WWW: What are your carry-on packing tips?
CC: I used to overpack. But since I’m always on the run, I need to have a lighter suitcase. There are always like three pieces you’ll wear the whole time, and after a while, you sort of figure out which are the pieces you are not going to be wearing. Everything has to mix and match. You can have a few dresses for events, but the tip is to bring stuff that you are going to be able to mix and match. It’s more complicated to pack because you have to think about it a little bit more, but after, it’s so nice because you can just throw things together.
WWW: I did a little Instagram stalking on your account, and I kept seeing this amazing varsity jacket with your last name on the back. What is the story behind that piece?

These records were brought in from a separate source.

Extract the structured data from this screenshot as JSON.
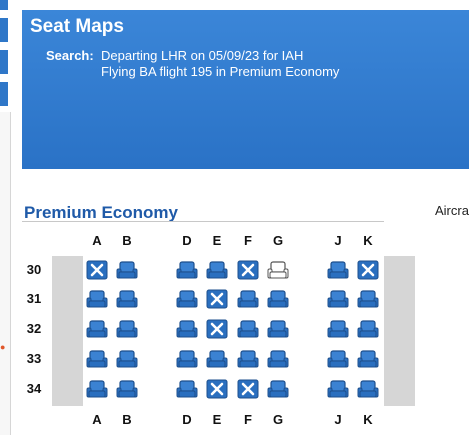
{
  "header": {
    "title": "Seat Maps",
    "search_label": "Search:",
    "search_line1": "Departing LHR on 05/09/23 for IAH",
    "search_line2": "Flying BA flight 195 in Premium Economy"
  },
  "cabin": {
    "title": "Premium Economy",
    "aircraft_label": "Aircra"
  },
  "seatmap": {
    "columns": [
      "A",
      "B",
      "D",
      "E",
      "F",
      "G",
      "J",
      "K"
    ],
    "rows": [
      {
        "number": "30",
        "seats": [
          "occupied",
          "available",
          "available",
          "available",
          "occupied",
          "selected",
          "available",
          "occupied"
        ]
      },
      {
        "number": "31",
        "seats": [
          "available",
          "available",
          "available",
          "occupied",
          "available",
          "available",
          "available",
          "available"
        ]
      },
      {
        "number": "32",
        "seats": [
          "available",
          "available",
          "available",
          "occupied",
          "available",
          "available",
          "available",
          "available"
        ]
      },
      {
        "number": "33",
        "seats": [
          "available",
          "available",
          "available",
          "available",
          "available",
          "available",
          "available",
          "available"
        ]
      },
      {
        "number": "34",
        "seats": [
          "available",
          "available",
          "available",
          "occupied",
          "occupied",
          "available",
          "available",
          "available"
        ]
      }
    ],
    "colors": {
      "seat_blue": "#2a6fbf",
      "seat_dark": "#1d4f8d",
      "selected_fill": "#ffffff",
      "selected_stroke": "#555555",
      "wall": "#d6d6d6"
    },
    "icons": {
      "available": "seat-icon",
      "occupied": "occupied-seat-icon",
      "selected": "selected-seat-icon"
    }
  }
}
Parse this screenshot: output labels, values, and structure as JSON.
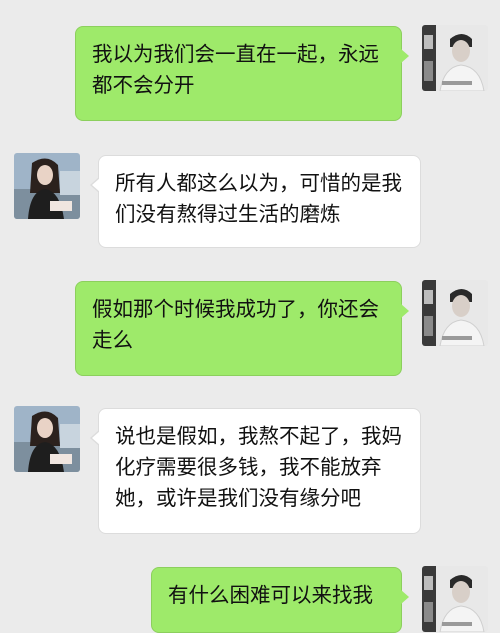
{
  "messages": [
    {
      "sender": "self",
      "text": "我以为我们会一直在一起，永远都不会分开"
    },
    {
      "sender": "other",
      "text": "所有人都这么以为，可惜的是我们没有熬得过生活的磨炼"
    },
    {
      "sender": "self",
      "text": "假如那个时候我成功了，你还会走么"
    },
    {
      "sender": "other",
      "text": "说也是假如，我熬不起了，我妈化疗需要很多钱，我不能放弃她，或许是我们没有缘分吧"
    },
    {
      "sender": "self",
      "text": "有什么困难可以来找我"
    }
  ],
  "colors": {
    "background": "#ebebeb",
    "sent_bubble": "#9eea6a",
    "received_bubble": "#ffffff"
  }
}
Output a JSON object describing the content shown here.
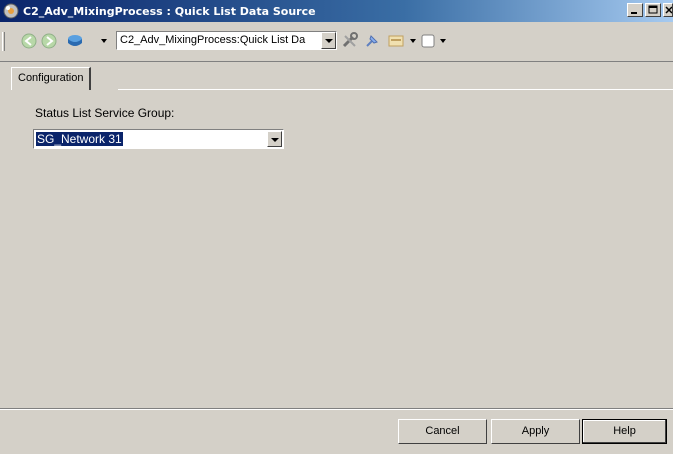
{
  "window": {
    "title": "C2_Adv_MixingProcess : Quick List Data Source"
  },
  "toolbar": {
    "icons": [
      "back-icon",
      "forward-icon",
      "object-icon",
      "tools-icon",
      "pin-icon",
      "properties-icon",
      "layout-icon"
    ],
    "location_value": "C2_Adv_MixingProcess:Quick List Da"
  },
  "tabs": [
    {
      "label": "Configuration",
      "selected": true
    }
  ],
  "form": {
    "status_list_label": "Status List Service Group:",
    "status_list_value": "SG_Network 31"
  },
  "buttons": {
    "cancel": "Cancel",
    "apply": "Apply",
    "help": "Help"
  },
  "colors": {
    "title_bar": "#0a246a",
    "selection": "#0a246a",
    "face": "#d4d0c8"
  }
}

CC: Thank you. It’s from Roots; that’s a Canadian brand. We collaborated with Roots last year. They did this huge campaign where they picked eight or 10 local artists, so Canadian artists, and basically, we did a photo shoot with them, and they promoted our music, and we promoted that jacket, which we designed ourselves. So they took a few photos of us, talked a lot about music, we played a few showcases with them, and it was a really cool collaboration because it was a win-win situation. And those jackets, so they sent us a PDF document, and you could choose the color of the sleeves, you could add patches and stuff, and I just chose all black because that’s my thing.
WWW: You’re here in L.A. for just a few days. What’s an essential stop for you in the city?

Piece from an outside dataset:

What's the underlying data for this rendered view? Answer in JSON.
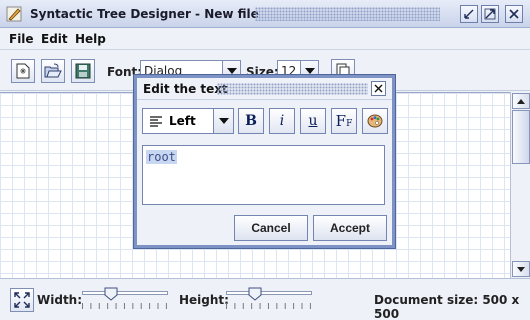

CC: I don’t even know yet. I guess the beach. I live in Montreal, so any time I have access to a beach, I love to go. I don’t really know L.A. enough to have this one spot that I love going to. I really like going to the Paul Smith store on Melrose. They just have really nice socks, and I always get a pair of socks from Paul Smith when I’m here. It’s just for the socks that I go; I just really love the socks.
WWW: Okay, so what’s next?
CC: We have five shows left on the tour, and then after this tour we’re going back to the studio, and I’m going to be writing more songs and recording new songs and work on the full-length album.
WWW: When can we expect that album?
CC: Hopefully next spring, but it depends how it goes. We have been taking our time because the songs weren’t ready when we wanted them to be, so hopefully next spring.